The U-shaped design is a study in symmetry, with a main open-plan living area offset by east-facing bedrooms and west-facing utility rooms. A simple palette of warm limestone-colour porcelain tile - repeated on floors and ceilings - sandstone, fir window paning and walnut millwork creates a streamlined and inviting interior.
Nine-foot ceilings at the entrance way and in the two front-facing rooms give way to a dramatic 18-foot atrium at the centre of the house. Everywhere skylights (great for passive solar heating) and extensive low-paned glazing - often only a few inches from the ground - let the outside in.
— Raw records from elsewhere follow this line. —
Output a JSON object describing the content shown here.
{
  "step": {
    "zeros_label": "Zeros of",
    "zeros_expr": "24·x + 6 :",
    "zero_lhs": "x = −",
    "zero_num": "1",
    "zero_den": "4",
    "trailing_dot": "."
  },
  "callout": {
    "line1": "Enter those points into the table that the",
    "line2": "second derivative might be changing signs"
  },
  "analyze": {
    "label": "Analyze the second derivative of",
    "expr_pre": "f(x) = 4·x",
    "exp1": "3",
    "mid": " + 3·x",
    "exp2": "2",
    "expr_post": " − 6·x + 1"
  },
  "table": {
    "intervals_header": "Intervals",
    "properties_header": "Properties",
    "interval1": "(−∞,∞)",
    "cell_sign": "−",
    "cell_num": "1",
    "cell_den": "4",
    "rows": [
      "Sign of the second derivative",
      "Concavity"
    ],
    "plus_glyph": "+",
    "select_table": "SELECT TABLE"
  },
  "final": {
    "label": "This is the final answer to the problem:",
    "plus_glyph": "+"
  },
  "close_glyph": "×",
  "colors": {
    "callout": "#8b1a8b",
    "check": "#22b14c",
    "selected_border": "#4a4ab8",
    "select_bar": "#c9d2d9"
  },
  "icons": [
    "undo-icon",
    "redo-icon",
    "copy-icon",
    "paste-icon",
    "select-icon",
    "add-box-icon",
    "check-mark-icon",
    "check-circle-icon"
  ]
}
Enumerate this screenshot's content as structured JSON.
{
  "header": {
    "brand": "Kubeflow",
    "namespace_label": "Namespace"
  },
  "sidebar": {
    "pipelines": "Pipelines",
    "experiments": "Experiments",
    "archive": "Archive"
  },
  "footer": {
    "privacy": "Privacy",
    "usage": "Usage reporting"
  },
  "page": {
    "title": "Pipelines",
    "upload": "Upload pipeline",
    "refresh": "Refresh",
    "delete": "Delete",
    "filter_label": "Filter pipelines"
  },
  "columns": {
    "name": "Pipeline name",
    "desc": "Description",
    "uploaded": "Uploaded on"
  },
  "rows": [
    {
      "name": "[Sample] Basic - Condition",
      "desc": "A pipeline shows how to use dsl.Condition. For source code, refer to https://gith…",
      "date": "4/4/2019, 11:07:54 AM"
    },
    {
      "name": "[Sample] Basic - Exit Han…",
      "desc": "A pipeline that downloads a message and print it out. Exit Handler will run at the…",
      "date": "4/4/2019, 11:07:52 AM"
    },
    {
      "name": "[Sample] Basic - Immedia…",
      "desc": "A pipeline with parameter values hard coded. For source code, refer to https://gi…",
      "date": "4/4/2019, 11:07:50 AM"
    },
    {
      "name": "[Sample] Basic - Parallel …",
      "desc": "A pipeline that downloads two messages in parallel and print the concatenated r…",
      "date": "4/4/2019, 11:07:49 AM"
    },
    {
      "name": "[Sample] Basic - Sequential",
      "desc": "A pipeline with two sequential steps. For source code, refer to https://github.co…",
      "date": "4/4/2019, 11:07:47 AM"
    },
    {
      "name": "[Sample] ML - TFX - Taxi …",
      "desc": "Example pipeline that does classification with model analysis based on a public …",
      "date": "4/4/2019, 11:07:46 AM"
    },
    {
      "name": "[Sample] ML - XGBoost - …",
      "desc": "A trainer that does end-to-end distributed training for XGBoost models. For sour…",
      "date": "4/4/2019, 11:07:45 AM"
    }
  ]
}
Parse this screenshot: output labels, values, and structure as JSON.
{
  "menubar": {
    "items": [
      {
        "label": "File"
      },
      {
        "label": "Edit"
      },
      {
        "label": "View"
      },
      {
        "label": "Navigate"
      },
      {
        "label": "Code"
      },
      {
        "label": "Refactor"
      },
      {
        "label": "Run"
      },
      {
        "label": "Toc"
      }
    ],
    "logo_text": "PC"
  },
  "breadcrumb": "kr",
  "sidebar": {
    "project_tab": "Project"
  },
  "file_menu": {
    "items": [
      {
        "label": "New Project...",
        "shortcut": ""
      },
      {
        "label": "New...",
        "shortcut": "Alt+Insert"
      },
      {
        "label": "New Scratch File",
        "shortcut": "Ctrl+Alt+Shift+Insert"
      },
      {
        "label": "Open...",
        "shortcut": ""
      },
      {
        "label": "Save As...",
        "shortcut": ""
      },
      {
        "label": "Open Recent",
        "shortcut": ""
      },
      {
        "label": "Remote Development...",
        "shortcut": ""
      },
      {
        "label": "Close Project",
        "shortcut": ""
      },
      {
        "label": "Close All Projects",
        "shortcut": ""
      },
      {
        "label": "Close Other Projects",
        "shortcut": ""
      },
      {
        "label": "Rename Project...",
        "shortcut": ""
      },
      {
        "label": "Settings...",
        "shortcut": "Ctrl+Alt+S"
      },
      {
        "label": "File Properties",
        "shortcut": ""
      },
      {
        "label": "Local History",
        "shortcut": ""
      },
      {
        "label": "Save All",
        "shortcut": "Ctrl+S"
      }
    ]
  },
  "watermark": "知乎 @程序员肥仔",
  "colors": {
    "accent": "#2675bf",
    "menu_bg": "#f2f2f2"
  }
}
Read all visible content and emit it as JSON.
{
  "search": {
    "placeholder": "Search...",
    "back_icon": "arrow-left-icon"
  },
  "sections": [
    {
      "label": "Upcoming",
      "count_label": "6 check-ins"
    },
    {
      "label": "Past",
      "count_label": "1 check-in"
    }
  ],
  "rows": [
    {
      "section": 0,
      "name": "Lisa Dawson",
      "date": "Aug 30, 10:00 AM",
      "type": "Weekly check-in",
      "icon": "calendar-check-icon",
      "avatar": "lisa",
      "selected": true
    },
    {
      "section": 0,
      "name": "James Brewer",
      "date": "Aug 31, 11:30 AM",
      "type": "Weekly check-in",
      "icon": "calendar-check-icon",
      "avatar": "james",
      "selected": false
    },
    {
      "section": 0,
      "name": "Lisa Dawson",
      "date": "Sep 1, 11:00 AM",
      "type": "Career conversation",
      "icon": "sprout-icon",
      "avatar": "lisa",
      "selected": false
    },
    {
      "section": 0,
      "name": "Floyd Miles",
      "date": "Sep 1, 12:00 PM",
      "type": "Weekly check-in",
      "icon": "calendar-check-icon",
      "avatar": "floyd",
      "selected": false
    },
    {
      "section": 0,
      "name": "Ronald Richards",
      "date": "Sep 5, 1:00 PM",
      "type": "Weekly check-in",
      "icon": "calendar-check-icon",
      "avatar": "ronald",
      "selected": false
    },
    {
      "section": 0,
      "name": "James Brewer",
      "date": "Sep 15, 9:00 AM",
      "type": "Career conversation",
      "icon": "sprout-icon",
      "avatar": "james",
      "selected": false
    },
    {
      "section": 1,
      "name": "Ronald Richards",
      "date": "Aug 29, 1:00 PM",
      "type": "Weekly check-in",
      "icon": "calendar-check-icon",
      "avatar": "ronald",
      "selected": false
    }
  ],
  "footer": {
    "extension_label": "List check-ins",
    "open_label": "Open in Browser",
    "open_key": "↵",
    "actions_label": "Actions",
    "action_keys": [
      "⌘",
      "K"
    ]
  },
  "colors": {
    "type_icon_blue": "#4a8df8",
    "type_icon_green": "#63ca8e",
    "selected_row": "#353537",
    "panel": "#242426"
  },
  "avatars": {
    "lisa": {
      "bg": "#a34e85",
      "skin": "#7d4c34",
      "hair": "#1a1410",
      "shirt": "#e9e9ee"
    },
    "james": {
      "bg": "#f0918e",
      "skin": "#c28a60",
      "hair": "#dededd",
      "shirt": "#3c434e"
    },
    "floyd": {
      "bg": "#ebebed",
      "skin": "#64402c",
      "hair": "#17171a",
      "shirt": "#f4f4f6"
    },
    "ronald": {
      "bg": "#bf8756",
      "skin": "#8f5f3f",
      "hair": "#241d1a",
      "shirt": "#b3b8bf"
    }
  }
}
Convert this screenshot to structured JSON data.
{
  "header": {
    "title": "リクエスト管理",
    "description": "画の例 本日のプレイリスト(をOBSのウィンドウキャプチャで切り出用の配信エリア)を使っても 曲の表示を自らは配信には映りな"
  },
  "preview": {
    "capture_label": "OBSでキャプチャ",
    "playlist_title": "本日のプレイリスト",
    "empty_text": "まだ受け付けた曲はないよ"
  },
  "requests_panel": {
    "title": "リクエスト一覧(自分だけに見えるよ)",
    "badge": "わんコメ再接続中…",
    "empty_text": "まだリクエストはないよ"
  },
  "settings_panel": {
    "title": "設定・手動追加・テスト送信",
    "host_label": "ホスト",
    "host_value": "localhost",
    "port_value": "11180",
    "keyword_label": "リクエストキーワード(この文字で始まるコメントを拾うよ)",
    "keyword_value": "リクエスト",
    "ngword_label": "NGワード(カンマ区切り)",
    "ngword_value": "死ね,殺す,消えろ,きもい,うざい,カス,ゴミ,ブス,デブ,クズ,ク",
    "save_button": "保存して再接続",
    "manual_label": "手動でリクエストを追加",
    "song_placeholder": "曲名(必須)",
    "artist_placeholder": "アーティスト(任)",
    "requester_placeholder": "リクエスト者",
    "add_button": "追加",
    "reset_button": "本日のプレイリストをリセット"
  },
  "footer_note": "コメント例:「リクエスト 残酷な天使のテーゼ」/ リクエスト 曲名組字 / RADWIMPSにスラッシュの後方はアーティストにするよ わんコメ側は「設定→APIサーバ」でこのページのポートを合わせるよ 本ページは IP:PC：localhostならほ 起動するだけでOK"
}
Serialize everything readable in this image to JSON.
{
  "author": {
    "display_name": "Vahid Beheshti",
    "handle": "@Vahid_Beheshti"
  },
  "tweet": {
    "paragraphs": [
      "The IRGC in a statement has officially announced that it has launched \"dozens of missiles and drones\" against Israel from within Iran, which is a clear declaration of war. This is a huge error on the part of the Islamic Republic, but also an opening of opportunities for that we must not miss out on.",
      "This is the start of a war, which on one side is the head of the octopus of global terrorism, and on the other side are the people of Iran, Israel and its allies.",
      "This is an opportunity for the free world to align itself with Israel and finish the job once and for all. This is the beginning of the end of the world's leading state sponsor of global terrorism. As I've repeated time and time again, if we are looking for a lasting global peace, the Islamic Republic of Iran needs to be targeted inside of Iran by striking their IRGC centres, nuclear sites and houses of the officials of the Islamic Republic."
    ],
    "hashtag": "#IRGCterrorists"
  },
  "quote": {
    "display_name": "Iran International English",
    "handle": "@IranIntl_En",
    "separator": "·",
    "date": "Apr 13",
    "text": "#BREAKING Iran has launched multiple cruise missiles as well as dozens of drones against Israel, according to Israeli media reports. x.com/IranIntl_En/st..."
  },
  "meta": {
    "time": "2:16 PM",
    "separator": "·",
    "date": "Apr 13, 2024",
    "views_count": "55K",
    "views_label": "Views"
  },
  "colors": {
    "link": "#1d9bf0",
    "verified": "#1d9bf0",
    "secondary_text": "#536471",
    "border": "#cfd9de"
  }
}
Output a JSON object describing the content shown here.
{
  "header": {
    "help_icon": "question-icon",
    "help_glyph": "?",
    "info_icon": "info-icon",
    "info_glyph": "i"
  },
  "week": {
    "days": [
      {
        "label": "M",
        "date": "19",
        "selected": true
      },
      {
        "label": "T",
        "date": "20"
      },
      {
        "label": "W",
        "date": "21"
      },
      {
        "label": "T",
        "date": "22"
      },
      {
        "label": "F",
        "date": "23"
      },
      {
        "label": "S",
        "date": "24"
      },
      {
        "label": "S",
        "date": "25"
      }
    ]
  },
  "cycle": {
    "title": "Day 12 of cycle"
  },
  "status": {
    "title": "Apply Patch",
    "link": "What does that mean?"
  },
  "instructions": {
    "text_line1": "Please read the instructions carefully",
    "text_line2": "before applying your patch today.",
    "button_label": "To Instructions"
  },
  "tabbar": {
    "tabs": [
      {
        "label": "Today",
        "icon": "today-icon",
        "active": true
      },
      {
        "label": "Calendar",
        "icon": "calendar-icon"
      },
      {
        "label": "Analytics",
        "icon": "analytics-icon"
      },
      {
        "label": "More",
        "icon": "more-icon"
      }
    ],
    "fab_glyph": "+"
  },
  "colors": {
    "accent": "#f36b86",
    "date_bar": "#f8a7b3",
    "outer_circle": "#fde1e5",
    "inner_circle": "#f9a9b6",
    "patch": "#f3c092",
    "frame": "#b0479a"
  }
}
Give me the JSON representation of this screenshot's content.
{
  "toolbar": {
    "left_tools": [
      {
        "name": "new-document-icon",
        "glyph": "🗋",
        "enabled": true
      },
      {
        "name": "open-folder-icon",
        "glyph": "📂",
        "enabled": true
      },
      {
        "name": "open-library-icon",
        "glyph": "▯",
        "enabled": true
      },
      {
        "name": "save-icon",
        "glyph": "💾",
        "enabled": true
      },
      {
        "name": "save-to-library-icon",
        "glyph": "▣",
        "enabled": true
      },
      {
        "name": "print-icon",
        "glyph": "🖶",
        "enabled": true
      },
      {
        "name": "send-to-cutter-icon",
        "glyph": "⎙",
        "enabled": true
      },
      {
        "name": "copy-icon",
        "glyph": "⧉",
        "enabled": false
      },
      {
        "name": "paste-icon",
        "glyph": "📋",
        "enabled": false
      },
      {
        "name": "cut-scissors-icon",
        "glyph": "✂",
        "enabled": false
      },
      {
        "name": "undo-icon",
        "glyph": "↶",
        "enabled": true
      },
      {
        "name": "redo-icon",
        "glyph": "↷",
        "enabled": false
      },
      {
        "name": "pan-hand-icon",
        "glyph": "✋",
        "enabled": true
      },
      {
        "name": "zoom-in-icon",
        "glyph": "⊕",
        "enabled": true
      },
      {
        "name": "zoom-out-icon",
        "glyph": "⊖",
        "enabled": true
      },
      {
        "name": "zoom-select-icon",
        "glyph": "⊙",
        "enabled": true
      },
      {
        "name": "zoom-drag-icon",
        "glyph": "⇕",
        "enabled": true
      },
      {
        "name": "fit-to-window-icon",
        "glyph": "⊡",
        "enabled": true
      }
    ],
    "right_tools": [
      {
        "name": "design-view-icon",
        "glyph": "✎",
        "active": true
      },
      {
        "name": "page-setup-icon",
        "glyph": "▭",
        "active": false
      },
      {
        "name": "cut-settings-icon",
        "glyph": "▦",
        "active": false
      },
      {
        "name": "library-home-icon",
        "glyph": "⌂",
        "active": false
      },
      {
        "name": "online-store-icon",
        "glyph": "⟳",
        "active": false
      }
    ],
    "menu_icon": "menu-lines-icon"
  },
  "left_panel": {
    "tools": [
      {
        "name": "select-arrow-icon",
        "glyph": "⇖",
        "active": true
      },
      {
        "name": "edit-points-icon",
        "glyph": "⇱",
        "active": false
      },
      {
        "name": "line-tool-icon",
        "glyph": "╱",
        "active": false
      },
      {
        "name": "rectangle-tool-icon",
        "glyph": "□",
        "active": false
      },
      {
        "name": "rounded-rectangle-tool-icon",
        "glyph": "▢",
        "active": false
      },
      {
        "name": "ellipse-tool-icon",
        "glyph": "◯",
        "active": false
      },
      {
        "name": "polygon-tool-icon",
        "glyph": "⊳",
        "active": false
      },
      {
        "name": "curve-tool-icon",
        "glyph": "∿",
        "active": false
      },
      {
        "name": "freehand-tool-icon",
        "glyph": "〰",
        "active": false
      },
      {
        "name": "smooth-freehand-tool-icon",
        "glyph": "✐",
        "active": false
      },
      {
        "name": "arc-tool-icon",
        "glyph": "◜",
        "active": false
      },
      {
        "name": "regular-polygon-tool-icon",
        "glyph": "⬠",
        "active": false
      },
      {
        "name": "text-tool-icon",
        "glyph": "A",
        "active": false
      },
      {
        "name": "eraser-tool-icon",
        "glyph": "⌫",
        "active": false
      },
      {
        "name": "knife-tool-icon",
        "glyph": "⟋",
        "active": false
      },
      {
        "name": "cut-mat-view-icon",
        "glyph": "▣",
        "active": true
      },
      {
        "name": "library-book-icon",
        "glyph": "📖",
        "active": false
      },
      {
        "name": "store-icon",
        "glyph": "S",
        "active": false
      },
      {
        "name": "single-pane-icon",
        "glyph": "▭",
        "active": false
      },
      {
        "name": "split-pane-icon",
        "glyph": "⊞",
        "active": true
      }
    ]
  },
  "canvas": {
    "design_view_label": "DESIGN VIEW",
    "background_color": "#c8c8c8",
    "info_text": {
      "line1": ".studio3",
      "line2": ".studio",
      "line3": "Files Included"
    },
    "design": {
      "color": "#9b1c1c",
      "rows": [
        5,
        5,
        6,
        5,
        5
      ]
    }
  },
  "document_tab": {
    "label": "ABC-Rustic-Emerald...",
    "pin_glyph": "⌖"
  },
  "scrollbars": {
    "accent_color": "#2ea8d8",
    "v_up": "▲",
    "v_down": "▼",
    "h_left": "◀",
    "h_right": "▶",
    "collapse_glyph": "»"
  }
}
There is a sense of procession as one walks from the entrance, through the atrium to the master bedroom - by way of a kind of "light bridge" - a narrow walkway covered by a skylight and flanked by fir paned glazing on both sides that literally opens up (shoji style) to Zen landscaping and water features. The master suite itself looks out on the pool and surrounding fir trees and boasts an actual dressing room (an opportune perch for a languid smoke and one of those aforementioned martinis). The master bath is notable for its cylindrical light fixtures (by Systemalux) and its unusual fleur de lys pewter and silver-tinged porcelain wall tiles, a nostalgic seventies reference coolly contemporized (back then it would have been velvet wallpaper.)
When you look back from the master bedroom to the front entrance there is a satisfying sense of a clear horizontal line and an intrinsic indoor/outdoor connection. Similarly the kitchen (designed especially by Young Meyerberg), with its engineered walnut millwork, neat pull-out drawers and sleek Caesar Stone countertops - is all about horizontal lines. Lit by mid-century-inspired hand-crafted Murano glass lights with transparent amber cylindrical shades, the kitchen literally opens - with the help of a five-panel folding door system - onto the pool and patio. In the generous outdoor space, a handsome brick courtyard is offset by an ever-so-West Coast overhead cedar lattice and a dramatic fire pit.
West of the kitchen, a "great room" is anchored by a sandstone hearth, and the adjacent dining area punctuated by a skylight offering illumination and views of towering fir trees. Despite the open plan, to Euley's credit, each area is delineated by thoughtful design details. Fir-trimmed valances offer a sense of depth and texture throughout. And nostalgic flourishes - like the glass sidelight inserts on bedroom doors (actually glass pieces cast on sand, to pick up its irregular grain) are delightfully current.
As smooth as vermouth, this rancher pays homage to its roots, while remaining open to a stylish new future.